Jet Dragster


The Embry-Riddle Jet Dragster is the result of the combined efforts of students & professors of Embry-Riddle Aeronautical University and the staff of Larsen Motorsports. The Embry-Riddle dragster is powered by a General Electric J/85. The chassis is made of chromoly and the body is made of aluminum and fiberglass. The car weighs 1350 lbs w/ fuel and driver. This fire breathing monster burns 2 gallons of a combination of Jet A and Bio Fuel per second under power and uses a total of 25 gallons per 1/4 mile pass. The students of Embry-Riddle assisted Larsen Motorsports in the design of the state of the art dragster. You can learn more about this and other exciting projects by going to the sponsors website

Length: 27 Ft.
Wheelbase: 264 in.
Ground Clearance: 31/2 in.
Width: 48 in.
Frame: Normalized 4130 chrome-moly steel, 250 lbs. bare weight
Body Covering: 040-in., 5052 Aluminum
Nose: Kevlar/Carbon Fiber Mix
Windshield: Lexan
Dry Weight: 1,145 lbs.
Engine Type: General Electric Model J-85, weighs 350 lbs., 2,500 HP
Afterburner: LMS custom design, built from 316L stainless steel, adds 2,500 HP
Thrust: 4,500 lbs.
Horsepower: 5,000 HP Combined
Warm-up Time: 15 seconds to 1 minute
Cool-down Time: 30-40 minutes
Tires & Wheels
Designated Design and Sizes
Front: Goodyear Top Fuel dragster design
Size: 22-in. tall x 4-in. wide
Rear: Custom built by Goodyear for land speed record racing, 28-in. tall x 10-in. wide, radial design with a Kevlar safety belt
Tread Design: Slick
Inflation Pressures:
Front: 30 lbs.
Rear: 30 lbs.
Construction of the tires has been tested at speeds up to 350 mph.
16,700 rpm
Fuel Consumption:
2 gallons Jet-A fuel per second, 25 gallons per pass including fireshow
1350 lbs. with driver
Brakes: Wilwood 4-wheel disc brakes
Parachutes: Two custom racing parachutes and one auxiliary chute
5.0 during launch
7.0 during parachute deployment
Dragster Speed:
0 - 100 in 1.3 seconds
0 - 290 in 5.5 seconds

Why A Dragster?

Why would Embry-Riddle Aeronautical University partner up with a Jet Dragster? You and several other people might be asking this question as you see the familiar Embry-Riddle name proudly displayed on a fire breathing jet dragster.

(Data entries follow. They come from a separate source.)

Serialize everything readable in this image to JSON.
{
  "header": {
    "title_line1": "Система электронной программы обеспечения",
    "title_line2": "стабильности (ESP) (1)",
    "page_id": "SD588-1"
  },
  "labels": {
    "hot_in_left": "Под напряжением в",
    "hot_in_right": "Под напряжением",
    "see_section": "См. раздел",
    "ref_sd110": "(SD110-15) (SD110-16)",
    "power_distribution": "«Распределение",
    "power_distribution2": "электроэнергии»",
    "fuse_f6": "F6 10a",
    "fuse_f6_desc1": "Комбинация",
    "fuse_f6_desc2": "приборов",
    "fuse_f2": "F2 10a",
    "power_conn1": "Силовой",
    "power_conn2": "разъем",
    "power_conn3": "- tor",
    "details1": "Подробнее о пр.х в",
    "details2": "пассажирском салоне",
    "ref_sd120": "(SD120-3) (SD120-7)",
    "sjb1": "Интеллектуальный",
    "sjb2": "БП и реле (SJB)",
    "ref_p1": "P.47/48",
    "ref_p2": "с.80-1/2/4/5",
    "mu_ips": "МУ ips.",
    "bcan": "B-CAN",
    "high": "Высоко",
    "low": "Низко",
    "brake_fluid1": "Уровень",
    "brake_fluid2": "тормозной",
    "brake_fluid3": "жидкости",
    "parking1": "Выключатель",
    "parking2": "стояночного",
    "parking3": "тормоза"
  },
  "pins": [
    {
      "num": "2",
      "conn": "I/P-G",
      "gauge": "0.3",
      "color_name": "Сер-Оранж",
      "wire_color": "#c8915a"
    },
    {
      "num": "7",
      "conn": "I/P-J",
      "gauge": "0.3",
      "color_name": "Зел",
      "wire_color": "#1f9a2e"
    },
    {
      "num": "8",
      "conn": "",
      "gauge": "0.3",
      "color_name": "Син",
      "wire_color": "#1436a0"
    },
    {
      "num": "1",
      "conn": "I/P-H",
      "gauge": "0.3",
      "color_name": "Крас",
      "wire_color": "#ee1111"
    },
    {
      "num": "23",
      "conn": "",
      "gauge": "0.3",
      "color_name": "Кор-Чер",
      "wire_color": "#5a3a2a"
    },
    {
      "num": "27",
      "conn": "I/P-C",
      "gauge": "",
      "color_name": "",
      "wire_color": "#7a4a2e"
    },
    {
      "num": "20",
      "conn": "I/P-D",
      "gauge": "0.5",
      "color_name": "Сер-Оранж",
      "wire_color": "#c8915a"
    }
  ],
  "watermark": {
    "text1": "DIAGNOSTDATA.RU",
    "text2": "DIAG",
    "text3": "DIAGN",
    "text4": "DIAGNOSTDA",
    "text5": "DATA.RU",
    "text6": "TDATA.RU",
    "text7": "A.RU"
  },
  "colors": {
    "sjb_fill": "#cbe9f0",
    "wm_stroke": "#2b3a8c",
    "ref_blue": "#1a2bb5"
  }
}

Larsen Motorsports first became a part of the Embry-Riddle family over 3 years ago. They partnered up with the Aviation Maintenance Science Division to help recruit students. Not long after, the jet dragster (Miss Ta Fire) caught the attention of several other departments within the university. They were asked if some of the students could do research projects in order to help with the aerodynamics of the already fast jet car

The entire LMS team is made up of aerospace professionals about half of which are Embry-Riddle alumni. Chris, owner of the jet team has over 2 decades of experience in the aerospace industry. The university saw the opportunity to use the jet dragster as the ultimate marketing tool. LMS travels throughout North America spreading the word about careers in aviation.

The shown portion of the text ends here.